Dave Foster, Staff Writer

With a 52-44 victory over the Space Coast Vipers, the boys’ basketball middle school team extended its winning streak to five games.  The Wildcats’ balanced attack again prevailed over the scrappy Vipers for a 3-0 season sweep of Space Coast. West Shore was able to  prevent a late-game rally thanks to back-to-back 3-pointers from guard Esteban A. Adrian G. led with nine points and Keegan S. chipped in with eight points. The victory improved the Wildcats’ record to 6-2.

On Thursday, the Wildcats overcame their nemesis with a 39-21 road win against the Edgewood Indians. The Indians provided the only two blemishes on the Wildcats’ record, a blowout road loss and a close at home heartbreaker. In a defensive battle, Coach Greg Buttrick unleashed a new defensive strategy to ruin the previously unbeaten record of the Indians.  Eighth-grader Keegan S. set the tone on defense, limiting Edgewood’s two top scorers to a combined five points, and Tyler G. led the way on offense with 12 points.
“This is a win the boys will remember for a long time,” Buttrick said.  “I was so proud of our boys’ effort tonight as they really took it to them.”

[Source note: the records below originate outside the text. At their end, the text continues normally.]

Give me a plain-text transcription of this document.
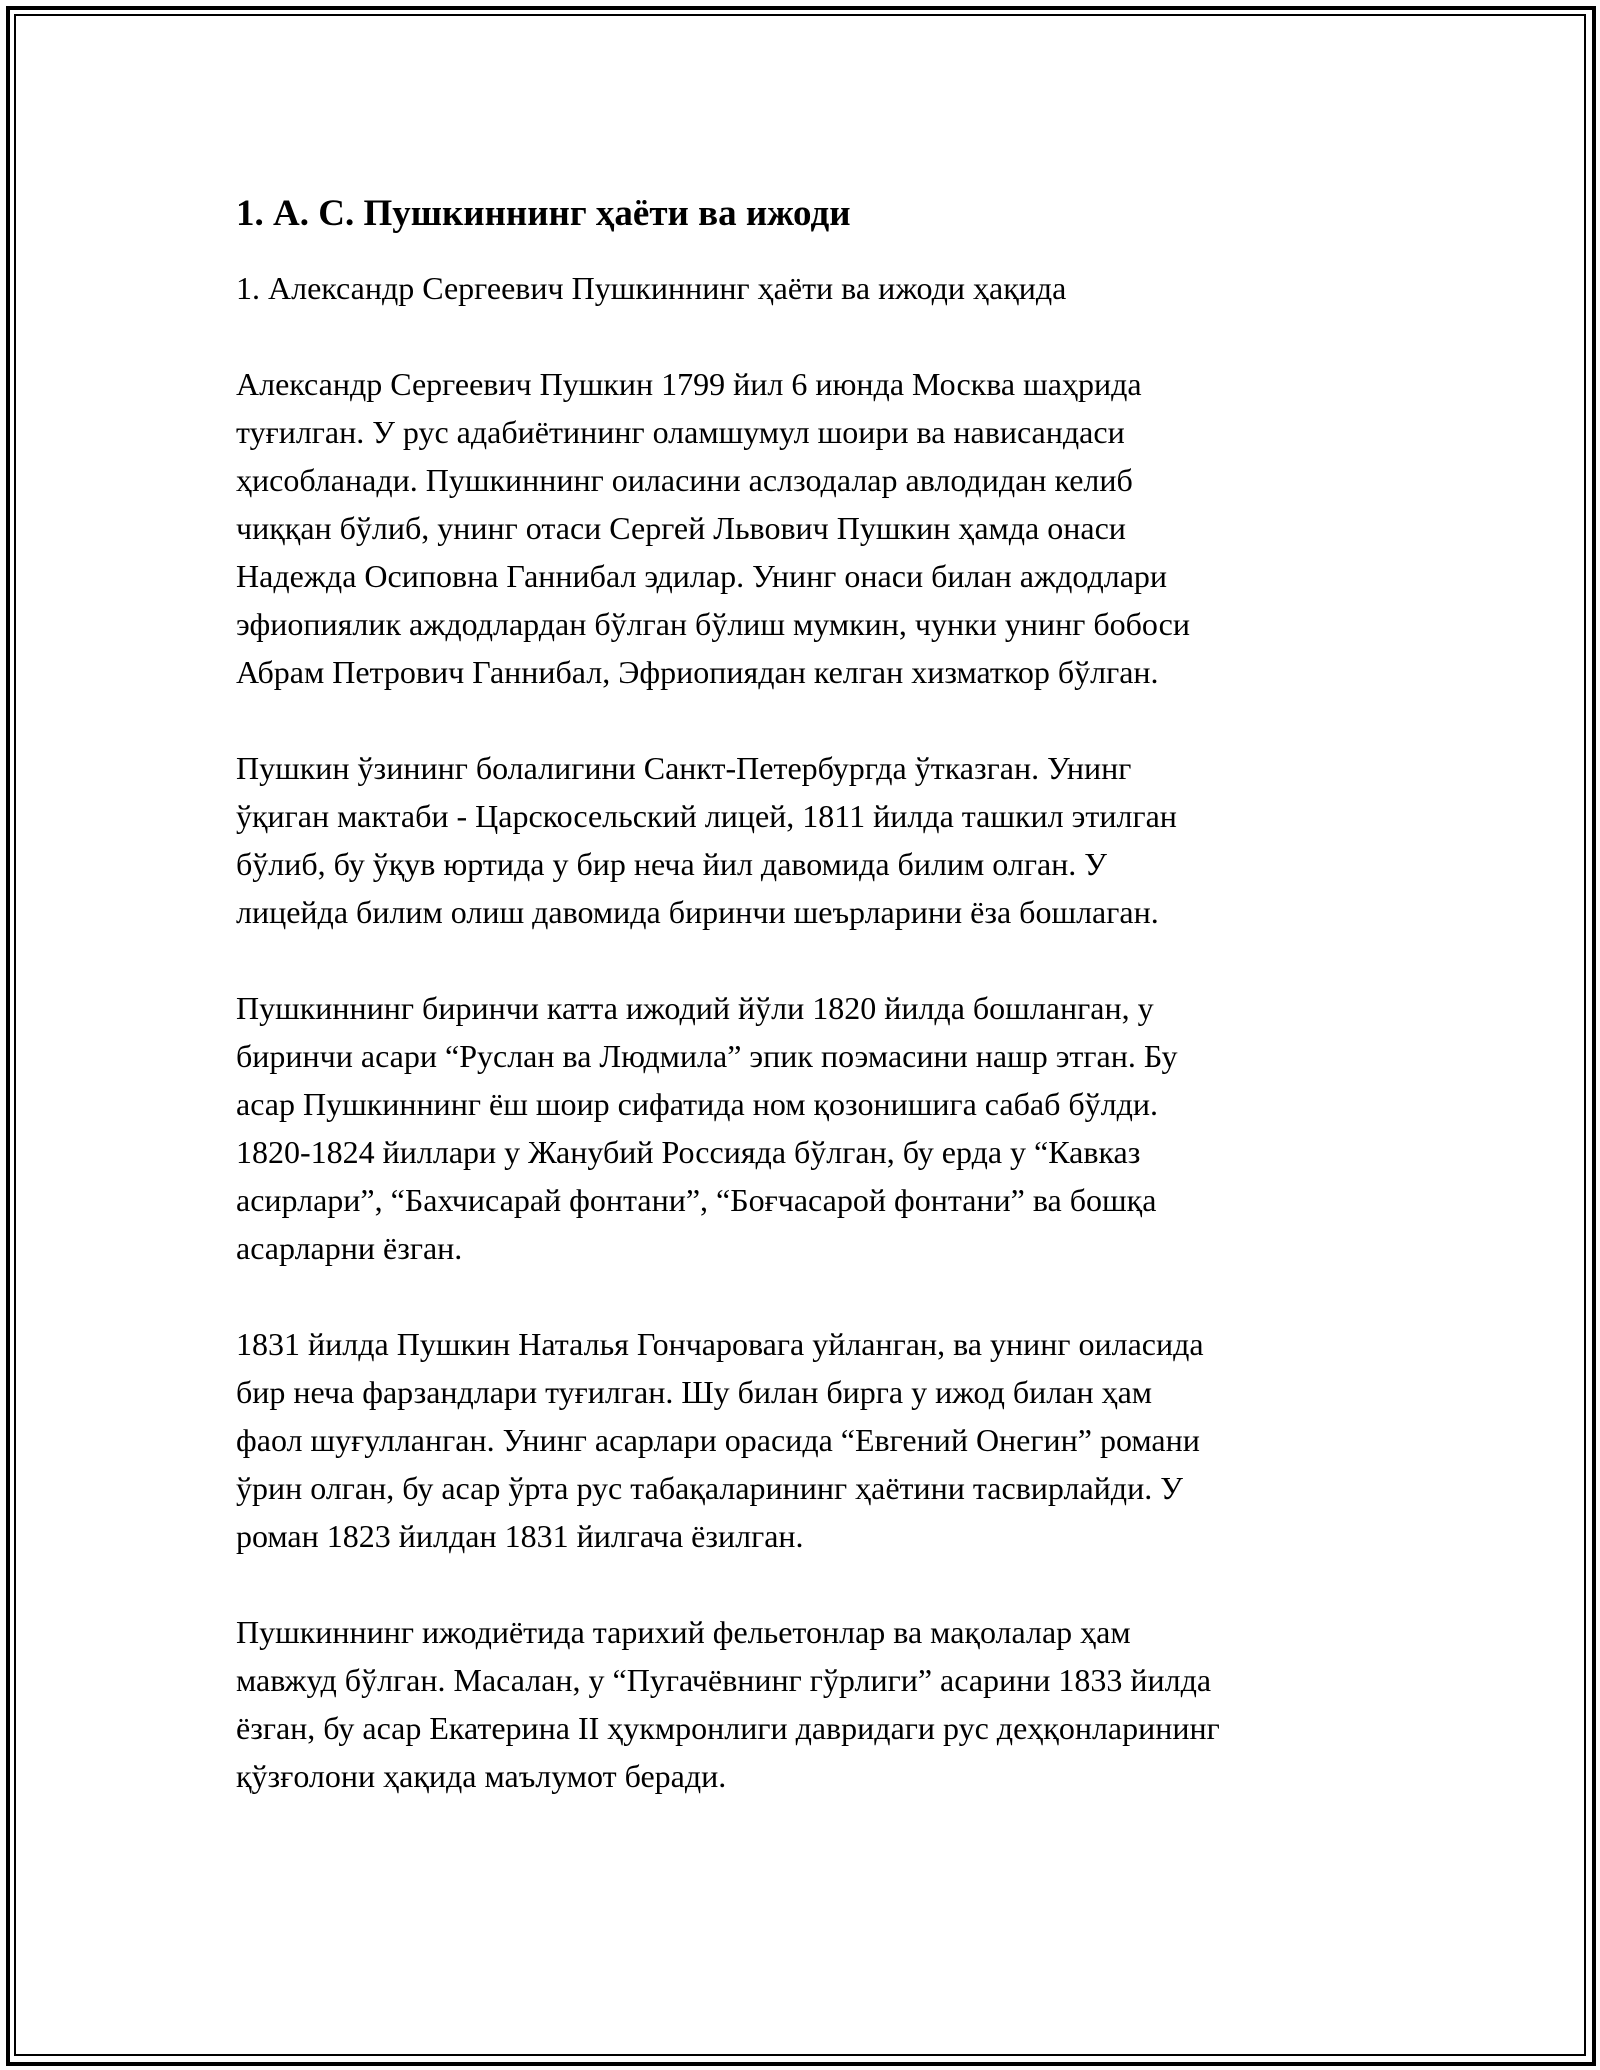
1. А. С. Пушкиннинг ҳаёти ва ижоди

1. Александр Сергеевич Пушкиннинг ҳаёти ва ижоди ҳақида

Александр Сергеевич Пушкин 1799 йил 6 июнда Москва шаҳрида
туғилган. У рус адабиётининг оламшумул шоири ва нависандаси
ҳисобланади. Пушкиннинг оиласини аслзодалар авлодидан келиб
чиққан бўлиб, унинг отаси Сергей Львович Пушкин ҳамда онаси
Надежда Осиповна Ганнибал эдилар. Унинг онаси билан аждодлари
эфиопиялик аждодлардан бўлган бўлиш мумкин, чунки унинг бобоси
Абрам Петрович Ганнибал, Эфриопиядан келган хизматкор бўлган.

Пушкин ўзининг болалигини Санкт-Петербургда ўтказган. Унинг
ўқиган мактаби - Царскосельский лицей, 1811 йилда ташкил этилган
бўлиб, бу ўқув юртида у бир неча йил давомида билим олган. У
лицейда билим олиш давомида биринчи шеърларини ёза бошлаган.

Пушкиннинг биринчи катта ижодий йўли 1820 йилда бошланган, у
биринчи асари “Руслан ва Людмила” эпик поэмасини нашр этган. Бу
асар Пушкиннинг ёш шоир сифатида ном қозонишига сабаб бўлди.
1820-1824 йиллари у Жанубий Россияда бўлган, бу ерда у “Кавказ
асирлари”, “Бахчисарай фонтани”, “Боғчасарой фонтани” ва бошқа
асарларни ёзган.

1831 йилда Пушкин Наталья Гончаровага уйланган, ва унинг оиласида
бир неча фарзандлари туғилган. Шу билан бирга у ижод билан ҳам
фаол шуғулланган. Унинг асарлари орасида “Евгений Онегин” романи
ўрин олган, бу асар ўрта рус табақаларининг ҳаётини тасвирлайди. У
роман 1823 йилдан 1831 йилгача ёзилган.

Пушкиннинг ижодиётида тарихий фельетонлар ва мақолалар ҳам
мавжуд бўлган. Масалан, у “Пугачёвнинг гўрлиги” асарини 1833 йилда
ёзган, бу асар Екатерина II ҳукмронлиги давридаги рус деҳқонларининг
қўзғолони ҳақида маълумот беради.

Still earlier in the week, the Wildcats jumped out to an early lead and never looked back en route to a 60-44 victory over the Cocoa Beach Minutemen. Sixty points in a middle school game is a rare feat. Because of the two non-consecutive quarter limit, each player is limited to 16 minutes of floor action, forcing the coaches to balance their scorers evenly in each quarter and lessening the offensive firepower.

“Scoring 60 points in a middle school basketball game is almost unheard of, but these boys are amazing sometimes,” Buttrick said. The Wildcats had a balanced attack as their leading scorers, Tyler G. and Keegan S., had 10 points apiece.

The nine-game middle school basketball season wraps up at home Tuesday versus the Cocoa Beach Minutemen at 7 p.m.

Editor’s note: Brevard Public Schools policy prohibits the inclusion of middle-schoolers’ last names on its web sites.